We found no statistically significant difference in TVDT according to ultrasonographic image, menstruation, breast cancer family history, histological type, and HER2 expression. On the contrary, TVDT was obviously different among patients with different age, axillary lymphatic metastasis, histological grade, and NPI score. Our findings agree with previous studies reporting that breast cancer patients with younger age, axillary lymphatic metastasis, high histological grade, and NPI score exhibited faster breast cancer cell growth [16,17]. Moreover, TVDT revealed significant differences in breast cancer with different ER, PR, Ki-67, and molecular subtyping. ER (−), PR (−), and Ki-67 (+) breast cancer grows faster than that with ER (+), PR (+), and Ki-67 (−) expression. The tumor growth rate is closely correlated with cell proliferation. It was reported that about 70% of ER (−) breast cancer patients overexpressed phosphate dehydrogenase (PHGDH) [19]. It was confirmed that cancer cells may change the metabolism to maintain rapid growth, while a high level of PHGDH may promote such changes. It was found that suppression of PHGDH protein production in a breast cancer cell line stopped cancer cell proliferation [20]. PR expression was positively correlated with ER and negatively correlated with epidermal growth factor receptor (EGFR) [21]. EGFR-overexpressed cancer cells exhibited worse differentiation and stronger division. Moreover, EGFR overexpression may suppress cell apoptosis and promote neovascularization in tumors. Ki-67 is a type of cell proliferation-related protein that is considered as a marker to evaluate the proliferative activity of cancer cells. Ki-67 expression is related to tumor differentiation, invasion, and metastasis. It was confirmed that Ki-67 overexpression is a risk factor for breast cancer, and 58% of patients with local recurrence showed Ki-67-positive expression [22].

Multivariate analysis showed that TVDT was negatively correlated with NPI score, axillary lymphatic metastasis, Ki-67 expression, and molecular subtyping. NPI score is classic and objective, as the information is mainly from pathological grading and tumor stage. Ki-67 is considered to be the most powerful univariate factor to predict the growth rate [23]. Breast cancer TVDT in luminal subtype A was 257±185 days, in luminal subtype B it was 211±116 days, in HER2 expression type it was 184±71 days, and in triple-negative type it was 127±48 days. Previous studies only investigated the relationship between molecular subtyping and prognosis. The present study reveals that breast cancer is correlated with growth speed, and the triple-negative group exhibited the fastest speed. Previous breast cancer growth models demonstrated that the peak time of recurrence in ER-positive patients was 36 months, while it was 12~24 months in HER2 overexpression type and triple-negative type [24,25]. However, these models did not consider the breast cancer TVDT changes among different molecular classifications. Our study provides data for establishing a breast cancer growth model.

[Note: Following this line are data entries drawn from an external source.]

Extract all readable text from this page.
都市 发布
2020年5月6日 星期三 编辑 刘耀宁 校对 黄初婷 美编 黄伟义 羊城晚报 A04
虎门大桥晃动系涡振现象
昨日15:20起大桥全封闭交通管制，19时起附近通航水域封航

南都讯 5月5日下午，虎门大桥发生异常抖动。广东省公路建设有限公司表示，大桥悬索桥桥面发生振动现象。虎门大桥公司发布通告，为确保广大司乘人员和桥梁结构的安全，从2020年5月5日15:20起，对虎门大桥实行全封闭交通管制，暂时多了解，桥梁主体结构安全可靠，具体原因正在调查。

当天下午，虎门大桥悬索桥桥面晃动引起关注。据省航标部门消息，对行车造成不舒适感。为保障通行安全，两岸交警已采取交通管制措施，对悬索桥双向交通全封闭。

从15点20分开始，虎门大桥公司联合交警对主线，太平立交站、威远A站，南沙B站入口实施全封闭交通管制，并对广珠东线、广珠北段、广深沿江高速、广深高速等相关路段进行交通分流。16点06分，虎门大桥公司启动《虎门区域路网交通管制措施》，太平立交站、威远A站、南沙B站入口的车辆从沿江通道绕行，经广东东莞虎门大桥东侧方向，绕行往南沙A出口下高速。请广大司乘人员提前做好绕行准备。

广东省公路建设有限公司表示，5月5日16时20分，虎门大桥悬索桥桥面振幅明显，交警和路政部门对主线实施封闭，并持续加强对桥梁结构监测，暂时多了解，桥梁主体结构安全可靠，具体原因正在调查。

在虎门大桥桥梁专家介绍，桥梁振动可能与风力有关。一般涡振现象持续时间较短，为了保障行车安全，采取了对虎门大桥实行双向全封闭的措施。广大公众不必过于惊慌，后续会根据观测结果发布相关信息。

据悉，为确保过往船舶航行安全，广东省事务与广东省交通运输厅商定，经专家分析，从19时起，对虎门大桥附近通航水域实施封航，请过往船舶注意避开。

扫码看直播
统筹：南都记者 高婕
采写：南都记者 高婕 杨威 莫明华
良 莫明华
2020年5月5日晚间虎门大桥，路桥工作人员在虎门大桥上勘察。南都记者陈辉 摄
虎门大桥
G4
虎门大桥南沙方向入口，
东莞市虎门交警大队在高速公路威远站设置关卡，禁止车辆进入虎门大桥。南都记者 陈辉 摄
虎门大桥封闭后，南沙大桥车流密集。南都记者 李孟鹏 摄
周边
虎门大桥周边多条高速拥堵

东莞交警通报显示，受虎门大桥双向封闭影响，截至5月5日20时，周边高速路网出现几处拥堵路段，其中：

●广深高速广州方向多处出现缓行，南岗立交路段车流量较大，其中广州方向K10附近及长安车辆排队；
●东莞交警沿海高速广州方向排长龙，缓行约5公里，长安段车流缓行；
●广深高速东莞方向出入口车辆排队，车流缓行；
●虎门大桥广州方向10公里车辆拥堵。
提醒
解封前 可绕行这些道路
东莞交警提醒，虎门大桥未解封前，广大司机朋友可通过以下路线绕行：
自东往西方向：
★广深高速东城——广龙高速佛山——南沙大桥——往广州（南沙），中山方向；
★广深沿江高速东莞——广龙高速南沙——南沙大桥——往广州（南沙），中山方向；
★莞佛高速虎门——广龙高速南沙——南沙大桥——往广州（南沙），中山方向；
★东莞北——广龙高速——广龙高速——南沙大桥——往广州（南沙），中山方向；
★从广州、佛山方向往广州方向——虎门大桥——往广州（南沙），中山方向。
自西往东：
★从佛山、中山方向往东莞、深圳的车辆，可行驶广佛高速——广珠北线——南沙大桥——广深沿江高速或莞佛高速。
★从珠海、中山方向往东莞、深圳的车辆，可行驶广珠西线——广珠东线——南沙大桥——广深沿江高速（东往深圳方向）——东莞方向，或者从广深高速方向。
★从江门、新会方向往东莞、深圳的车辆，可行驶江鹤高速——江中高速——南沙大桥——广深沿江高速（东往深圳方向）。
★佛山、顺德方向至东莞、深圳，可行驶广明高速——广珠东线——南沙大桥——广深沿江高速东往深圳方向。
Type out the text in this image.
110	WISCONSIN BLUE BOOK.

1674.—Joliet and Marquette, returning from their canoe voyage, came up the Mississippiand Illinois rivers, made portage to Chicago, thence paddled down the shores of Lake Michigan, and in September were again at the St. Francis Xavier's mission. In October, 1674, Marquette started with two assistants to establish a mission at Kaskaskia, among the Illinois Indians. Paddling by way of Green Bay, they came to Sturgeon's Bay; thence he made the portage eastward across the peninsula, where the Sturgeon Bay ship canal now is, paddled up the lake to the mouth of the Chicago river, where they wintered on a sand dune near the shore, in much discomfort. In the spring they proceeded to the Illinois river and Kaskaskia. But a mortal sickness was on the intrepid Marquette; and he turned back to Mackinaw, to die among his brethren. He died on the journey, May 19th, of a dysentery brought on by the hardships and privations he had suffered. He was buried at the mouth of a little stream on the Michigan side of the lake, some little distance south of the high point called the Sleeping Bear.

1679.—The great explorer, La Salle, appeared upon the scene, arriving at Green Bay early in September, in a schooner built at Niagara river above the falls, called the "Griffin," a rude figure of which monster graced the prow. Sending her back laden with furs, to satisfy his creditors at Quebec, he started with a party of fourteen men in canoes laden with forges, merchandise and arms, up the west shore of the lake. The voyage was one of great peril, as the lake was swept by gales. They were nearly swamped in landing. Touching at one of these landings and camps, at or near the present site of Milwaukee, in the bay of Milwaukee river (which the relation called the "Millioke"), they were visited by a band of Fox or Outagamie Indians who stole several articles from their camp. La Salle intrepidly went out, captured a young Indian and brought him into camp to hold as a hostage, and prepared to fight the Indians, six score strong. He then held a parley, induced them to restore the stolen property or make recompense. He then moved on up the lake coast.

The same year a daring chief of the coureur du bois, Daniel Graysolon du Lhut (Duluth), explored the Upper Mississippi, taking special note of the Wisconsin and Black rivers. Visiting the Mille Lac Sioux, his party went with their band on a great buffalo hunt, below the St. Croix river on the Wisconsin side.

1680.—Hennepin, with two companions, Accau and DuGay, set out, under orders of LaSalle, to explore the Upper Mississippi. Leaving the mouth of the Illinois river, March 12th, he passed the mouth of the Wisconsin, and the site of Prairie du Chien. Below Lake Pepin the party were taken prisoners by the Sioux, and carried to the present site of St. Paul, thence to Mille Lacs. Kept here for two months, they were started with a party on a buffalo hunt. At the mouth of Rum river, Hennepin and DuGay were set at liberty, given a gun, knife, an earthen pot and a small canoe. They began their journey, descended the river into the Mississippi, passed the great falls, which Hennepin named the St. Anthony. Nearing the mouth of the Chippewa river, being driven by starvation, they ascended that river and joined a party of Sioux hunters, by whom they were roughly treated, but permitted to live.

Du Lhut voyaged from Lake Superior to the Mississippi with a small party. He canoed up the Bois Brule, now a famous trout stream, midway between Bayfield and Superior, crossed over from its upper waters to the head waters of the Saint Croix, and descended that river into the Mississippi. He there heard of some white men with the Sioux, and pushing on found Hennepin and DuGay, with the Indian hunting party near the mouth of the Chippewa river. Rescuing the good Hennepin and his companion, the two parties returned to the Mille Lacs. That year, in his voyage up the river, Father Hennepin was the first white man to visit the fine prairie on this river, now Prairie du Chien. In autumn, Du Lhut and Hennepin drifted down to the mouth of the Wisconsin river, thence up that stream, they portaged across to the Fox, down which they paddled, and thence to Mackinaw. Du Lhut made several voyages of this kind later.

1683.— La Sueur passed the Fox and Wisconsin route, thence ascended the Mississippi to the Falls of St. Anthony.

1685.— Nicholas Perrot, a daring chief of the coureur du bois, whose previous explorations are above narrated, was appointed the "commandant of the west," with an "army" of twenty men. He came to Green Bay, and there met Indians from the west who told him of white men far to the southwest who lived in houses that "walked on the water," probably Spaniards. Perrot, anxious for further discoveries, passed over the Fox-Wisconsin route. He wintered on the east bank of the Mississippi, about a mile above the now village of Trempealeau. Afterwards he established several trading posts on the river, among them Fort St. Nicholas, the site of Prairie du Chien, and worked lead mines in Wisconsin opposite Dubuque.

There are many limitations in this research. (1) It had a small sample size. (2) Clinical and experimental observation show that malignant tumor growth follows an S-shaped or linear Gompertzian curve [26]. Gompertzian model assumes that TVDT varies according to tumor size. Many lumps with rapid growth but no second 3D-US examination data were excluded during the process of the initial false-negative breast cancer follow-up, which may affect the whole and partial TVDT data. (3) The distribution of molecular subtyping in this study was different from the other reports, which may have led to selection bias. (4) As the span of TVDT is large, there were few patients with rapidly-developing tumors enrolled in this study. Therefore, it is necessary to carry out further multicenter prospective study in the future.

Conclusions

Breast cancer TVDT was significantly correlated with NPI score, axillary lymphatic metastasis, Ki-67, and molecular subtyping. Triple-negative breast cancer exhibited the most rapid growth.